Ann's story was vastly different. The more her mother's condition deteriorated, the more rebellious Ann became. This also coincided with her father openly expressing his frustration about Mrs. Gardner's condition. It is worth recalling that during the worst phase of Mrs. Gardner's depression, she remained very aloof and spent a great deal of her time in her bedroom, giving specific instructions that she was not to be disturbed. Ann, who had been at the center of this family's attention, found herself isolated, angry, and sad. All this found expression in her behavior. Her defiance was very pronounced. She categorically refused to do anything her mother asked. She was only marginally more compliant with her father. On several occasions, she failed to attend school. Finally, the school authorities contacted her parents. Ann refused to explain herself and declared that they could lock her up for all she cared. She defied her curfew and stayed out late, and on one occasion did not return home until well into the early hours of morning. Finally, she stole from her next door neighbor and made sure that she was caught. She wanted to be sure that everyone knew about her "badness." Through all of this Mr. Gardner remained relatively calm, explaining his daughter's behavior as typical teenage acting out. Mrs. Gardner, despite her medical state, was far more sensitive to Ann's predicament, and it was she who ultimately took action to help Ann.
Thus the two children in this family reacted very differently. As for John, it might be surmised that he grew up with a mother who was periodically unwell. He was also older and had an independent life away from his family. However, he did not flee from his family and in fact was very helpful. While he was upset about his mother's illness, he remained engaged and did his best. He showed no evidence of any undue psychological or emotional distress. Ann, on the other hand, reacted massively to her mother's depression. The literature is unambiguous about the negative fallout of maternal depression on children. Ann lost her main source of support and succor. This happened at a time when she was just entering her adolescence, a fact that cannot be overlooked.

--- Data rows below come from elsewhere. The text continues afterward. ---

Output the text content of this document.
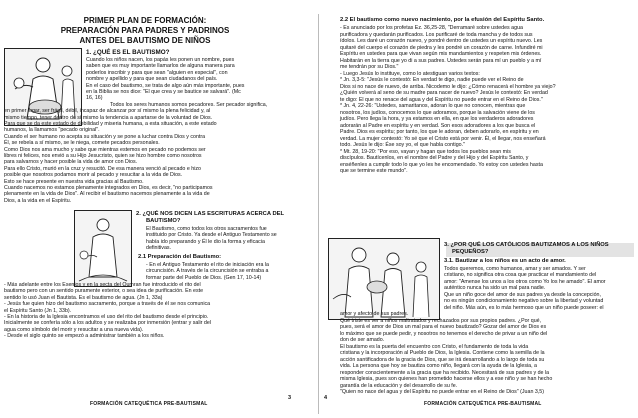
PRIMER PLAN DE FORMACIÓN:
PREPARACIÓN PARA PADRES Y PADRINOS
ANTES DEL BAUTISMO DE NIÑOS
1. ¿QUÉ ES EL BAUTISMO?
Cuando los niños nacen, los papás les ponen un nombre, pues
saben que es muy importante llamarlos de alguna manera para
poderlos inscribir y para que sean "alguien en especial", con
nombre y apellido y para que sean ciudadanos del país.
En el caso del bautismo, se trata de algo aún más importante, pues
en la Biblia se nos dice: "El que crea y se bautice se salvará". (Mc
16, 16)
Todos los seres humanos somos pecadores. Ser pecador significa,
en primer lugar, ser frágil, débil, incapaz de alcanzar por sí mismo la plena felicidad y, al
mismo tiempo, tener dentro de sí mismo la tendencia a apartarse de la voluntad de Dios.
Para que se da este estado de debilidad y miseria humana, a esta situación, a este estado
humanos, la llamamos "pecado original".
Cuando el ser humano no acepta su situación y se pone a luchar contra Dios y contra
Él, se rebela a sí mismo, se le niega, comete pecados personales.
Como Dios nos ama mucho y sabe que mientras estemos en pecado no podemos ser
libres ni felices, nos envió a su Hijo Jesucristo, quien se hizo hombre como nosotros
para salvarnos y hacer posible la vida de amor con Dios.
Para ello Cristo, murió en la cruz y resucitó. De esa manera venció al pecado e hizo
posible que nosotros podamos morir al pecado y resucitar a la vida de Dios.
Esto se hace presente en nuestra vida gracias al Bautismo.
Cuando nacemos no estamos plenamente integrados en Dios, es decir, "no participamos
plenamente en la vida de Dios". Al recibir el bautismo nacemos plenamente a la vida de
Dios, a la vida en el Espíritu.
2. ¿QUÉ NOS DICEN LAS ESCRITURAS ACERCA DEL
BAUTISMO?
El Bautismo, como todos los otros sacramentos fue
instituido por Cristo. Ya desde el Antiguo Testamento se
había ido preparando y Él le dio la forma y eficacia
definitivas.
2.1 Preparación del Bautismo:
- En el Antiguo Testamento el rito de iniciación era la
circuncisión. A través de la circuncisión se entraba a
formar parte del Pueblo de Dios. (Gen 17, 10-14)
- Más adelante entre los Esenios y en la secta del Qumran fue introducido el rito del
bautismo pero con un sentido puramente exterior, o sea idea de purificación. En este
sentido lo usó Juan el Bautista. Es el bautismo de agua. (Jn 1, 33a)
- Jesús fue quien hizo del bautismo sacramento, porque a través de él se nos comunica
el Espíritu Santo (Jn 1, 33b).
- En la historia de la Iglesia encontramos el uso del rito del bautismo desde el principio.
Inicialmente se confería sólo a los adultos y se realizaba por inmersión (entrar y salir del
agua como símbolo del morir y resucitar a una nueva vida).
- Desde el siglo quinto se empezó a administrar también a los niños.
3
FORMACIÓN CATEQUÉTICA PRE-BAUTISMAL
2.2 El bautismo como nuevo nacimiento, por la efusión del Espíritu Santo.
- Es anunciado por los profetas Ez. 36,25-28, "Derramaré sobre ustedes agua
purificadora y quedarán purificados. Los purificaré de toda mancha y de todos sus
ídolos. Les daré un corazón nuevo, y pondré dentro de ustedes un espíritu nuevo. Les
quitaré del cuerpo el corazón de piedra y les pondré un corazón de carne. Infundiré mi
Espíritu en ustedes para que vivan según mis mandamientos y respeten mis órdenes.
Habitarán en la tierra que yo di a sus padres. Ustedes serán para mí un pueblo y a mí
me tendrán por su Dios."
- Luego Jesús lo instituye, como lo atestiguan varios textos:
* Jn. 3,3-5: "Jesús le contestó: En verdad te digo, nadie puede ver el Reino de
Dios si no nace de nuevo, de arriba. Nicodemo le dijo: ¿Cómo renacerá el hombre ya viejo?
¿Quién volverá al seno de su madre para nacer de nuevo? Jesús le contestó: En verdad
te digo: El que no renace del agua y del Espíritu no puede entrar en el Reino de Dios."
* Jn. 4, 22-26: "Ustedes, samaritanos, adoran lo que no conocen, mientras que
nosotros, los judíos, conocemos lo que adoramos, porque la salvación viene de los
judíos. Pero llega la hora, y ya estamos en ella, en que los verdaderos adoradores
adorarán al Padre en espíritu y en verdad. Son esos adoradores a los que busca el
Padre. Dios es espíritu; por tanto, los que le adoran, deben adorarlo, en espíritu y en
verdad. La mujer contestó: Yo sé que el Cristo está por venir. Él, el llegar, nos enseñará
todo. Jesús le dijo: Ése soy yo, el que habla contigo."
* Mt. 28, 19-20: "Por eso, vayan y hagan que todos los pueblos sean mis
discípulos. Bautícenlos, en el nombre del Padre y del Hijo y del Espíritu Santo, y
enséñenles a cumplir todo lo que yo les he encomendado. Yo estoy con ustedes hasta
que se termine este mundo".
3. ¿POR QUÉ LOS CATÓLICOS BAUTIZAMOS A LOS NIÑOS
PEQUEÑOS?
3.1. Bautizar a los niños es un acto de amor.
Todos queremos, como humanos, amar y ser amados. Y ser
cristiano, no significa otra cosa que practicar el mandamiento del
amor: "Amense los unos a los otros como Yo los he amado". El amor
auténtico nunca ha sido un mal para nadie.
Que un niño goce del amor de sus padres ya desde la concepción,
no es ningún condicionamiento negativo sobre la libertad y voluntad
del niño. Más aún, es lo más hermoso que un niño puede poseer: el
amor y afecto de sus padres.
Qué triste es ver a niños maltratados y rechazados por sus propios padres. ¿Por qué,
pues, será el amor de Dios un mal para el nuevo bautizado? Gozar del amor de Dios es
lo máximo que se puede pedir, y nosotros no tenemos el derecho de privar a un niño del
don de ser amado.
El bautismo es la puerta del encuentro con Cristo, el fundamento de toda la vida
cristiana y la incorporación al Pueblo de Dios, la Iglesia. Contiene como la semilla de la
acción santificadora de la gracia de Dios, que se irá desarrollando a lo largo de toda su
vida. La persona que hoy se bautiza como niño, llegará con la ayuda de la Iglesia, a
responder conscientemente a la gracia que ha recibido. Necesitará de sus padres y de la
misma Iglesia, pues son quienes han prometido hacerse ellos y a ese niño y se han hecho
garantía de la educación y del desarrollo de su fe.
"Quien no nace del agua y del Espíritu no puede entrar en el Reino de Dios" (Juan 3,5)
4
FORMACIÓN CATEQUÉTICA PRE-BAUTISMAL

Mr. Gardner was convinced that Ann's behavior could be almost wholly explained by her life stage. Perhaps some of it could be. More important, however, is the observation that several risk factors could account more fully for Ann's predicament:
1. Mother's withdrawal from Ann's life and the collapse of Ann's assumptive world
2. Father's preoccupation with his work
3. Loss of parental love and guidance for Ann
4. Ann's emerging adolescence and a need for some autonomy
5. Dissipation of family rules and roles resulting in family chaos
6. Uncertainty over her mother's recovery
7. Ann finding herself alone without the certainty of family life and love and affection that she had taken for granted in her 12 years
It might be recalled that as Mrs. Gardner health improved and she began to assume her rightful place in the family, so did Ann's behavior. Ann also benefited from counseling. A final point about this case is that Mrs. Gardner was the glue that held the family together. Her leadership enabled everyone in this family to follow their pursuits in the secure knowledge that all was being taken care of. With the onset of her mood disorder, the system figuratively became a ship without a rudder, and the most vulnerable person in the system was young Ann, who also became the major casualty of the system's failure. This is an important observation as will be seen in some of our subsequent cases. When one parent can even partially fill the vacuum created by illness in the other parent, the children become less susceptible to distress and disorder. Unfortunately, Mr. Gardner, for his own reasons, was unable to fill the gap.